La vittima dell’alterco scoppiato ieri sera in un esercizio pubblico a Ponte Tresa è una persona nota in paese. Il 42enne, residente nel Luganese, era diffidato da quasi tutti i locali del paese, compreso il bar in cui è scoppiata la lite. Più volte nel corso dell’estate aveva tentato di entrare ed era sempre stato mandato via dal personale. Scenario che si è ripresentato ieri sera, ma qualcosa è andato storto. Un 48enne italiano, attivo professionalmente nel locale, ha colpito più volte a mani nude il 42enne, che ha riportato gravi ferite al volto. L’uomo si trova tuttora in ospedale.

L'inchiesta prosegue

Nei confronti del 48enne sono scattate le manette per tentato omicidio intenzionale, lesioni gravi e aggressione.
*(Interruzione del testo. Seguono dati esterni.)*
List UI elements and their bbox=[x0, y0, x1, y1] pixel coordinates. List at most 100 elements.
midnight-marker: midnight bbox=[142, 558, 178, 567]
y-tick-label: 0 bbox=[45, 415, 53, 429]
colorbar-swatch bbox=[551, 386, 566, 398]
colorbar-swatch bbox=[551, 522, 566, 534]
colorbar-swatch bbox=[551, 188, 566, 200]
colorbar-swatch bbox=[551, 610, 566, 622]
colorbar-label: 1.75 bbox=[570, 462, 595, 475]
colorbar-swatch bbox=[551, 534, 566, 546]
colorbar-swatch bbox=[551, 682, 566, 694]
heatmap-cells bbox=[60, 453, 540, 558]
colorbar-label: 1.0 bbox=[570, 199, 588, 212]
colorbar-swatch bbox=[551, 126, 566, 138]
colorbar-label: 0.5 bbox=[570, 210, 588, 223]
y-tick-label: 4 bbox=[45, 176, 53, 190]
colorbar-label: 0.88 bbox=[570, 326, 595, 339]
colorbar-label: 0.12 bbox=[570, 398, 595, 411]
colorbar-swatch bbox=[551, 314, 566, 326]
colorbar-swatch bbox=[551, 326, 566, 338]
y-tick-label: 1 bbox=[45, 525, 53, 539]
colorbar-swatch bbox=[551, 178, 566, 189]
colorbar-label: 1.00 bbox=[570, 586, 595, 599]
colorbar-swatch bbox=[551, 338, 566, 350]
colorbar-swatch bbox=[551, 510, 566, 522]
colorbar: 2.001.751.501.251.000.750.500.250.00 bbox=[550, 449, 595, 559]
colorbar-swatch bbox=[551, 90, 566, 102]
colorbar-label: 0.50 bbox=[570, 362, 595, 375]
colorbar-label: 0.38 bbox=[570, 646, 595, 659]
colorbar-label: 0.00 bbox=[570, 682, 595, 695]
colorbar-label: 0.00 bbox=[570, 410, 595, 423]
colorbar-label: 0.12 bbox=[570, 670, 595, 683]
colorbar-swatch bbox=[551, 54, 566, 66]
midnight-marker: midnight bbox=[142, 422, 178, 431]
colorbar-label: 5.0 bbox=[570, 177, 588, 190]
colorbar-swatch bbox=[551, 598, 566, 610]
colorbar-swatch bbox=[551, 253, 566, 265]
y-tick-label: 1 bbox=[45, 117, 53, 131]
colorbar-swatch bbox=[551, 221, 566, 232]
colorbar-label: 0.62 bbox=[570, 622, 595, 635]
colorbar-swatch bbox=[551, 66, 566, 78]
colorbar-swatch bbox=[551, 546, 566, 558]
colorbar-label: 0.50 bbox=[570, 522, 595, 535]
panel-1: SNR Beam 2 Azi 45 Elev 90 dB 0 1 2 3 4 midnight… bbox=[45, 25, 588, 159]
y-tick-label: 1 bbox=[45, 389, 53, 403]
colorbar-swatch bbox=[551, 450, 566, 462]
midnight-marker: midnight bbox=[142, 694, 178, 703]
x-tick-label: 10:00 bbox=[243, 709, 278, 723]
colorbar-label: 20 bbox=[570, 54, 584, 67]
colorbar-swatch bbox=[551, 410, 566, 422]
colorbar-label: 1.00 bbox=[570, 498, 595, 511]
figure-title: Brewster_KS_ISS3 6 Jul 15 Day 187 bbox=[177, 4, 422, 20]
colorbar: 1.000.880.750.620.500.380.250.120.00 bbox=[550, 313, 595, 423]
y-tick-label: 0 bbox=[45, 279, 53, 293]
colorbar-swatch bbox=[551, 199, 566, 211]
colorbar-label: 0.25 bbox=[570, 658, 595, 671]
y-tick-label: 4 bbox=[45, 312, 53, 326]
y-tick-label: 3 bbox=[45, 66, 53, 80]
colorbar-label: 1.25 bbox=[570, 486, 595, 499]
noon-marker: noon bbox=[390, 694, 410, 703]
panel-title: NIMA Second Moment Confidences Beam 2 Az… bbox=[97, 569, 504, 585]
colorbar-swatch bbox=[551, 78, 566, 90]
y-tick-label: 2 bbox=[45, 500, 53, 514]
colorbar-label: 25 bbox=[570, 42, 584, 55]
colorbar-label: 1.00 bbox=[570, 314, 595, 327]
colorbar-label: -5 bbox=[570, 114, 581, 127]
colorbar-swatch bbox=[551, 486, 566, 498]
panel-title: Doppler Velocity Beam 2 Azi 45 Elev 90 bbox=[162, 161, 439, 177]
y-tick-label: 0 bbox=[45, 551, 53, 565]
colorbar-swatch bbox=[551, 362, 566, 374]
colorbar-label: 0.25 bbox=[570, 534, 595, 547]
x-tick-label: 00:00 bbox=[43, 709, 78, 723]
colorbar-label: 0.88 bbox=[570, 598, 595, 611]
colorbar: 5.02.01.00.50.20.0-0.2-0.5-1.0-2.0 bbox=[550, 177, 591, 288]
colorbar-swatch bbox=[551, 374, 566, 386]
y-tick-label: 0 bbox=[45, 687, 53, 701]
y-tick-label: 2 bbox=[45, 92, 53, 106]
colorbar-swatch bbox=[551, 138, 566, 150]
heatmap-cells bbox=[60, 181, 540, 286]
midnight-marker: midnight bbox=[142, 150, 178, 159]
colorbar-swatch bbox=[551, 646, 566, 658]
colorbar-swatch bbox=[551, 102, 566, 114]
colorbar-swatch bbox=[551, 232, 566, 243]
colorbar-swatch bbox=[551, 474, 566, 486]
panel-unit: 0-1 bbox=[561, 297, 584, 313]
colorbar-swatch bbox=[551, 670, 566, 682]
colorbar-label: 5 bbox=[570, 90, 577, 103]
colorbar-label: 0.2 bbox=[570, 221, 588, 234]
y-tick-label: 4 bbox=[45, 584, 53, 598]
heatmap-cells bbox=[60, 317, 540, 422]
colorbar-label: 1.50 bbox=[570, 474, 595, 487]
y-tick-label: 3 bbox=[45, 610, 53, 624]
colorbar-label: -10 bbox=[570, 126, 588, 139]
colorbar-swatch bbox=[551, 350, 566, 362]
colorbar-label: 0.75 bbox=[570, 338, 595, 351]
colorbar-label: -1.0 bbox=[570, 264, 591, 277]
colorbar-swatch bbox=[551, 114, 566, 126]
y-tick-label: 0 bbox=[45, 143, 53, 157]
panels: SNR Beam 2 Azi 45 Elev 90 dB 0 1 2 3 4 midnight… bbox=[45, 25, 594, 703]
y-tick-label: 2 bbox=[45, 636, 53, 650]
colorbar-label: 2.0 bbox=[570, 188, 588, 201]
Denunciato per aggressione anche un 39enne svizzero domiciliato nel Luganese, anch’egli attivo professionalmente nel bar. Ora l’inchiesta, coordinata dalla procuratrice pubblica Marisa Alfier, dovrà chiarire le esatte dinamiche dell’accaduto e cosa abbia fatto scattare la miccia della violenta lite.

Son volati bicchieri

Nel frattempo, il bar resta chiuso. Si attende ancora l’arrivo dei periti che dovranno constatare i danni. Secondo le testimonianze raccolte da Teleticino, ieri sera sono volati anche bicchieri. Non sono per contro state utilizzate delle armi.